A enorme comoção em torno da morte de Édson Luís levou
multidões a protestarem. A maior e mais conhecida resposta ao assassinato do
jovem foi a Passeata dos Cem Mil, que reuniu esse surpreendente número de
pessoas na capital fluminense, incluindo artistas, escritores, jornalistas e
formadores de opinião diversos. Com inteligência e ousadia, os estudantes
continuaram se organizando durante esse período.
Dessa forma, foi realizado, de maneira ainda mais
clandestina, outro Congresso da UNE, na cidade de Ibiúna (SP), no mesmo ano de
1968. Com extrema articulação e capacidade, o movimento estudantil buscava
formas de manter-se vivo, já sabendo que era um dos poucos grupos da sociedade
capaz de resistir à ditadura. Apesar de todo o esforço, o congresso terminou
com a invasão do Exército e todos os estudantes presos.

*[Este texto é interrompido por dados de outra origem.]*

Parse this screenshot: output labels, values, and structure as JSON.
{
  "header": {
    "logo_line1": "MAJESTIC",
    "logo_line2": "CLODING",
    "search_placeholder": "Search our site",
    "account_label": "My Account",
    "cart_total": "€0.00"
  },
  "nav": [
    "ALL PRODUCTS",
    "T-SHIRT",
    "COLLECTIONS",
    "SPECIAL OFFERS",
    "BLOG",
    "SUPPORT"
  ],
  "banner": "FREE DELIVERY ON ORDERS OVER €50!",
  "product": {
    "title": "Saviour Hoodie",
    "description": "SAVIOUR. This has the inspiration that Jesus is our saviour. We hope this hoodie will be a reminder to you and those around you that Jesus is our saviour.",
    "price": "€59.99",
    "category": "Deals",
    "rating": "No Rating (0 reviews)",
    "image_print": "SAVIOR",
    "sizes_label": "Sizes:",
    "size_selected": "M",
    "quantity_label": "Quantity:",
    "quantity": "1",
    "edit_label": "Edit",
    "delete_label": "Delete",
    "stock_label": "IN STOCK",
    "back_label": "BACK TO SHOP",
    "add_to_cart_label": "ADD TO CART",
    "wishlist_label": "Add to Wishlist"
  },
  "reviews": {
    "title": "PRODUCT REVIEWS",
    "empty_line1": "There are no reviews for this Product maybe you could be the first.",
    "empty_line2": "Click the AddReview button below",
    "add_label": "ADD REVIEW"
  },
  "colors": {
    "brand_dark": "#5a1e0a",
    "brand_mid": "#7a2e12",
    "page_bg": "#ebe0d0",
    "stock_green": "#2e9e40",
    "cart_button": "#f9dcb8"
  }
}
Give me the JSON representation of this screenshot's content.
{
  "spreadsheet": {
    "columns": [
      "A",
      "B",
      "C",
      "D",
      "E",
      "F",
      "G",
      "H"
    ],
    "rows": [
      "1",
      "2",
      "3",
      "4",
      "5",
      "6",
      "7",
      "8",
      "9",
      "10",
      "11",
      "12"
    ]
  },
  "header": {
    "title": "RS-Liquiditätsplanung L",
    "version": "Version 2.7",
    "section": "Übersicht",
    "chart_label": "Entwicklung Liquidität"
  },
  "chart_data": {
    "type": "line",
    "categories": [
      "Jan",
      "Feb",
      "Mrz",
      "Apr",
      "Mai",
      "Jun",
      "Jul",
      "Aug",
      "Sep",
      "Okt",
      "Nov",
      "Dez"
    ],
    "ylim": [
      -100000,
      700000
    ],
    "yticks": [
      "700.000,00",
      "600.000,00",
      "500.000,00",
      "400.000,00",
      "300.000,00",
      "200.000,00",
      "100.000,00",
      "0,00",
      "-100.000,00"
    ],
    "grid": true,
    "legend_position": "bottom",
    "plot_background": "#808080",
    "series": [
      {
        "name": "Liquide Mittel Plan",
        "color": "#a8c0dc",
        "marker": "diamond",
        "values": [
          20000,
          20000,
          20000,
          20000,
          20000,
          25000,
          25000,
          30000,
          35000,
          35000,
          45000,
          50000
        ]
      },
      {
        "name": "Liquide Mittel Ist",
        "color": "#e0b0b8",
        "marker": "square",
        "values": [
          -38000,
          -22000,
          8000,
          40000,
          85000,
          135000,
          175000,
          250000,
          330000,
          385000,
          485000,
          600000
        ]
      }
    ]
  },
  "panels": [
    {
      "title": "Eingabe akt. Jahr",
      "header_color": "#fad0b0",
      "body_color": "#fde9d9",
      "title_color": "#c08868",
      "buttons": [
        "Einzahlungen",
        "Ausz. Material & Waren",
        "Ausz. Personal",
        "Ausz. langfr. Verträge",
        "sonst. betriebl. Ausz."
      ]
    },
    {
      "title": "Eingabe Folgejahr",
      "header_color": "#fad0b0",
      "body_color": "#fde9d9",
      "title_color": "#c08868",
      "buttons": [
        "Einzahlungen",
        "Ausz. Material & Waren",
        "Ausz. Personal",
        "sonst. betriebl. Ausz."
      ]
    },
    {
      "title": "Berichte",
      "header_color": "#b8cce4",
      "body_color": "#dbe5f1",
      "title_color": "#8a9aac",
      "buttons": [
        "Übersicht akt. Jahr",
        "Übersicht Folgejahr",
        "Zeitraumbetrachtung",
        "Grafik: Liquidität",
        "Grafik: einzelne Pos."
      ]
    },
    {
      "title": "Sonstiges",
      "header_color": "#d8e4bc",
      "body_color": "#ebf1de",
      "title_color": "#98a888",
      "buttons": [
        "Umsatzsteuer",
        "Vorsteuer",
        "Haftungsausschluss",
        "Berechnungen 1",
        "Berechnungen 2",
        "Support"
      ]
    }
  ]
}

Na sequência desses episódios, a ditadura apertaria mais
ainda suas mãos de ferro, com a promulgação do Ato Institucional nº 5, no ano
de 1968, decretando abertamente o fim das liberdades individuais e dando início
ao período de maior terror do regime – e talvez de todo o século 20 no Brasil.
Foi o momento de maior açoite e truculência em direção à juventude brasileira,
com sequências de torturas, assassinatos e outros crimes do Estado, por baixo
dos tétricos e inescrupulosos panos de propaganda que pintavam um país em
progresso. O sangue de jovens como Bergson Gurjão, Helenira Resende, Alexandre
Vanucchi Leme, Fernando Santa Cruz e tantos outros manchou a outra face desse
tecido.
Entre esses, Honestino Guimarães, eleito vice-presidente da
UNE durante o Congresso de Ibiúna, assumindo depois a presidência interina da
entidade a partir da prisão de Jean Marc van der Weid. Em setembro de 1971 foi
reconduzido à presidência da UNE no 31º Congresso, realizado clandestinamente
na baixada fluminense. No dia 10 de outubro de 1973, Honestino foi sequestrado
no Rio de Janeiro por agentes do Centro de Informações da Marinha (Cenimar),
tornando-se um dos desaparecidos políticos do país. Sua sensibilidade política
é até hoje maior inspiração para o movimento estudantil.
Ainda assim, a certeza e a esperança dos bons os mantiveram
no caminho. Mesmo perseguidos pela máquina bestial e covarde em seu encalço, a
juventude resistiu durante aquela década de 1970, a ponto de conseguir a
reconstrução da UNE em 1979, no histórico congresso da entidade em Salvador. Em
clima tenso e incerto, cercados pelas forças de repressão, enfrentando
dificuldades de toda sorte, milhares de estudantes reconduziram uma parte
importante da história para os trilhos. Eles ainda veriam, com grande tristeza,
a ditadura já enfraquecida derrubar o prédio da sede da UNE na Praia do
Flamengo, no início dos anos 1980.
Porém, motivados pela própria história, inspirados em si
mesmos e naqueles que foram derrubados no percurso, aquela geração do final da
ditadura foi capaz de marcar presença fundamental no processo das Diretas Já,
no ano de 1984. O espírito dessa juventude manteve-se forte o suficiente para,
quase dez anos depois, outra geração tomar as ruas e ocupar a linha de frente
nos rumos da nação, durante a campanha do Fora Collor, em 1992. A partir de
então, uma série de lutas continuou a brotar e a se multiplicar, como em uma
reação em cadeia: a defesa da educação pública, gratuita e de qualidade, o
combate às privatizações, a reforma universitária.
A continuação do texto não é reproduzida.